- Decades:: 2000s; 2010s; 2020s;
- See also:: Other events of 2022 History of Togo

= 2022 in Togo =

Events in the year 2022 in Togo.

== Incumbents ==

- President: Faure Gnassingbé
- Prime Minister: Victoire Tomegah Dogbé

== Events ==
Ongoing — COVID-19 pandemic in Togo

11 May - Eight soldiers are killed and 13 others are injured during an ambush by Al-Qaeda-linked militants in Kpendjal Prefecture. The attack is believed to be connected to the current insurgency in Burkina Faso, making it the first Islamic extremist attack in Togo.

21 May - An elderly Italian couple and their son are kidnapped by jihadists in Southern Mali. A Togolese citizen is also reported to have been kidnapped along with the Italians, but authorities say that they are unable to confirm if this is true.
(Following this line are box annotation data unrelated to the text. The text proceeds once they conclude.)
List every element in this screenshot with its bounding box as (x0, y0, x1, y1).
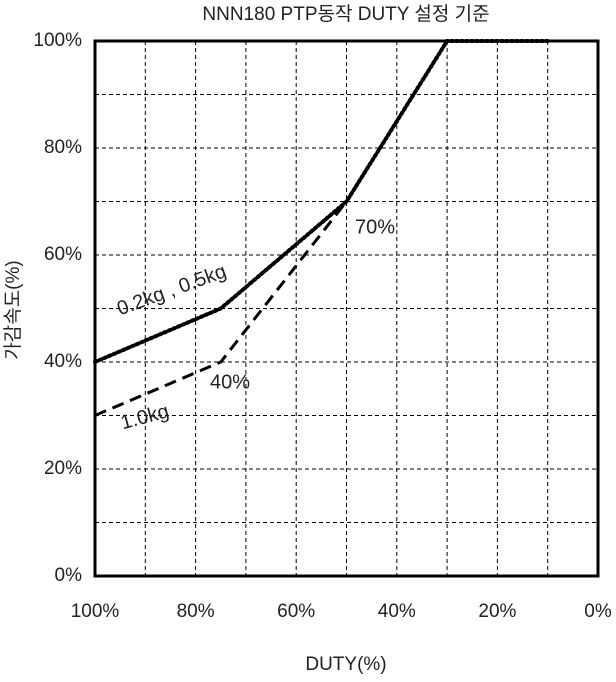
y-tick-label: 0% (55, 565, 83, 586)
series-line (93, 39, 550, 364)
x-tick-label: 0% (584, 601, 612, 622)
x-tick-label: 60% (277, 601, 315, 622)
x-tick-label: 40% (378, 601, 416, 622)
y-tick-label: 100% (33, 30, 82, 51)
x-tick-label: 100% (71, 601, 120, 622)
series-line (94, 39, 548, 417)
annotation: 40% (210, 371, 250, 393)
plot-frame (93, 39, 600, 578)
x-tick-label: 20% (478, 601, 516, 622)
annotation: 70% (355, 216, 395, 238)
x-tick-label: 80% (177, 601, 215, 622)
x-axis-label: DUTY(%) (305, 654, 386, 675)
chart-title: NNN180 PTP동작 DUTY 설정 기준 (202, 3, 489, 25)
y-tick-label: 20% (44, 458, 82, 479)
y-tick-label: 60% (44, 244, 82, 265)
y-axis-label: 가감속도(%) (2, 260, 24, 359)
y-tick-label: 40% (44, 351, 82, 372)
y-tick-label: 80% (44, 137, 82, 158)
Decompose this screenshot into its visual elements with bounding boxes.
25 June - Togo and Gabon officially become members of the Commonwealth of Nations.

9 July - Seven teenagers are killed and two others injured after government forces airstrike a village in Savanes Region Authorities say that they mistook the teenagers for jihadists.

14 July - At least 12 civilians are killed by Islamic extremist gunmen during an attack against two villages in northern Togo.